Adams urges DUP: stand up to rebels
Saturday, 1 March 2008
Gerry Adams was today set to warn DUP leaders they must face down party members who want to end power-sharing at Stormont.
The Sinn Fein president was expected to say that moves designed to force First Minister Ian Paisley to stand down are a sad reflection of the state of unionism.
And echoing his controversial ‘well done, David’ remarks about Mr Paisley’s predecessor, Lord Trimble, it was anticipated Mr Adams would praise "long-sighted" DUP leaders who agreed to the restoration of devolution.
In his ard fheis address this afternoon, the West Belfast MP was also expected to emphasise that the future for the DUP, unionism and the Stormont arrangements will depend on how party members "who want to go back to the past" are tackled.
While saying it is up to the DUP to decide who leads the party, he was also expected to insist they must deliver on the transfer of policing and justice powers and the Irish language.
Reasserting himself after several months of being overshadowed by Deputy First Minister Martin McGuinness, Mr Adams was pointing up that the civilised working relationship between Mr Paisley and Mr McGuinness had uplifted many people.
But he said others including some within the DUP were and had been "actively" seeking to end the current power-sharing regime.

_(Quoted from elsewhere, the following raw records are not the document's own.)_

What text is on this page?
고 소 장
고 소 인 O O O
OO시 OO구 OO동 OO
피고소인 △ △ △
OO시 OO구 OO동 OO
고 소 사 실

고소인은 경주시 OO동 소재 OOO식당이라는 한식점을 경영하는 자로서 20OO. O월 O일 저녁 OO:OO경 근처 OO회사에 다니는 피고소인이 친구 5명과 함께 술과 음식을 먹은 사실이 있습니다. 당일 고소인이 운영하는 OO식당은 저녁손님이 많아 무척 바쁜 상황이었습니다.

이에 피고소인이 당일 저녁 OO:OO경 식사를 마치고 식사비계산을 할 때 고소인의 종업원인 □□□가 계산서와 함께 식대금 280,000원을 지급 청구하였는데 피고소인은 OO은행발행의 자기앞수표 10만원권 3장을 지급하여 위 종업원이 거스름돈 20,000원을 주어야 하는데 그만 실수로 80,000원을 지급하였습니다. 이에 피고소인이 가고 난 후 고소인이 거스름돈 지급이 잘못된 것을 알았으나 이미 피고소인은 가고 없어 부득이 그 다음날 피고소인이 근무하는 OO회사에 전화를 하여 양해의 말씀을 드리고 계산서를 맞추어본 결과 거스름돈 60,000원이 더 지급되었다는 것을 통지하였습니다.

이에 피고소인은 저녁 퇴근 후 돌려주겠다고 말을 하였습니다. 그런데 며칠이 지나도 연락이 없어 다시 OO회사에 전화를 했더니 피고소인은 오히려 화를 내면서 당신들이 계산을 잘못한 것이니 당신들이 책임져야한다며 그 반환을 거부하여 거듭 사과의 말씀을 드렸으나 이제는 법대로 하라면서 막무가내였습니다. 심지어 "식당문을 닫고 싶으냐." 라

Mr Adams was expected to argue that historians have concluded the demands of the civil rights movement 40 years ago could have been conceded by the unionist authorities without invoking a crisis in unionism.
"This dilemma continues to afflict unionism today," Mr Adams was to tell his party.
He said the DUP had advanced a number of spurious reasons for opposing the transfer of policing and justice by the British and Irish governments’ target date of May this year, including that the time was not right.
In his keynote speech, Mr Adams also was expected to argue that Irish reunification is closer than any time in the past and many unionists accept an end to Government "engagement" in Ireland "would be no bad thing".